The untouchable results of the Pet Safety Program include:

  • Removal of the fear for pets’ safety when victims want to leave the violence
  • Reduction in the number of pets experiencing abuse at the hands of a family violence perpetrator
  • Hope and emotional support for victims by enabling them to keep their beloved companion without the worry of how they are going to afford the pet food, vet visits or other pet expenses
  • Simple smiles and increased confidence in victims as they see the breadth of care and services that MSCFV offers, not only to the victims but to their pets as well
  • Improved staff morale as case managers experience with the joy of knowing they are keeping victims and their ‘pet children’ together

By the numbers:

  • Since July 1, 2018, thirty-four (34) clients reported that animal abuse had occurred in the home they were trying to leave.
  • 19 clients received Pet Safety services so that they could continue to care for their pets as they worked on becoming self-empowered and self-sufficient.
  • There were requests for emergency shelter for four cats, four dogs, two horses, and two other animals.
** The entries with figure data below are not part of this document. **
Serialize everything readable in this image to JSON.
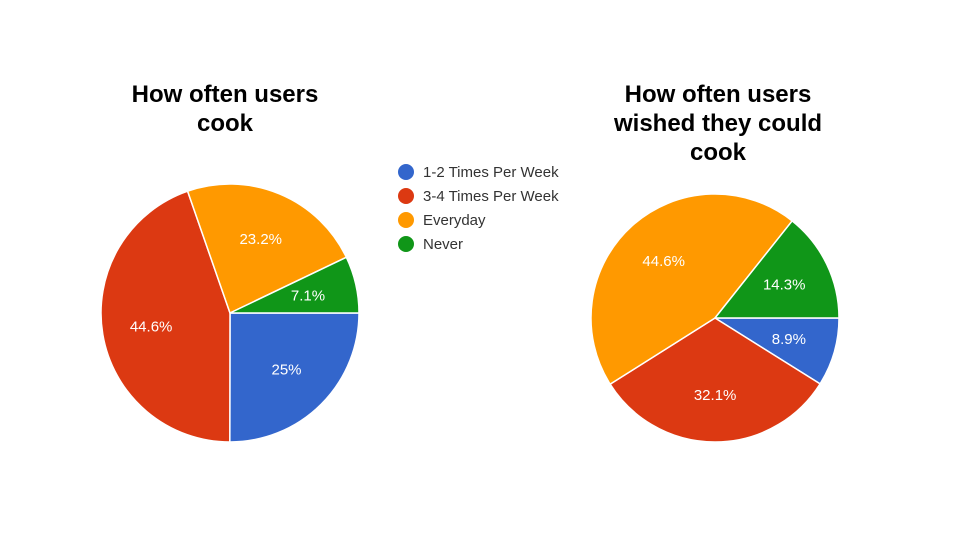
{
  "colors": {
    "1-2 Times Per Week": "#3366cc",
    "3-4 Times Per Week": "#dc3912",
    "Everyday": "#ff9900",
    "Never": "#109618"
  },
  "legend": [
    "1-2 Times Per Week",
    "3-4 Times Per Week",
    "Everyday",
    "Never"
  ],
  "chart_data": [
    {
      "type": "pie",
      "title": "How often users cook",
      "legend_position": "right",
      "slices": [
        {
          "label": "1-2 Times Per Week",
          "value": 25,
          "display": "25%"
        },
        {
          "label": "3-4 Times Per Week",
          "value": 44.6,
          "display": "44.6%"
        },
        {
          "label": "Everyday",
          "value": 23.2,
          "display": "23.2%"
        },
        {
          "label": "Never",
          "value": 7.1,
          "display": "7.1%"
        }
      ]
    },
    {
      "type": "pie",
      "title": "How often users wished they could cook",
      "slices": [
        {
          "label": "1-2 Times Per Week",
          "value": 8.9,
          "display": "8.9%"
        },
        {
          "label": "3-4 Times Per Week",
          "value": 32.1,
          "display": "32.1%"
        },
        {
          "label": "Everyday",
          "value": 44.6,
          "display": "44.6%"
        },
        {
          "label": "Never",
          "value": 14.3,
          "display": "14.3%"
        }
      ]
    }
  ]
}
Note that for the horses, MSCFV was working on finding shelter when the request was retracted.
  • Of the survivors that started their Journey with MSCFV during this time period, their total pet count included:
  • 11 cats,
  • 5 cats and dogs,
  • 19 dogs,
  •  one ‘other’ small animal,
  • 2 horses, and
  • 2 ‘other’ large animals.
  • Service provided to a total of 12 dogs and 10 cats include:
  • 36 cat food and 37 dog food requests (includes multiple requests for same pets),
  • 22 Pet Supplies (other than food – includes multiple requests for same pets),
  • 8 veterinary visits, including updated shots, and 15 temporary shelters.

[1] Ascione FR, Weber CV, Thompson TM, Heath J, Maruyama M, Hayashi K. Battered pets and domestic violence: animal abuse reported by women experiencing intimate violence and by nonabused women. Violence Against Women. 2007 Apr;13(4):354-73.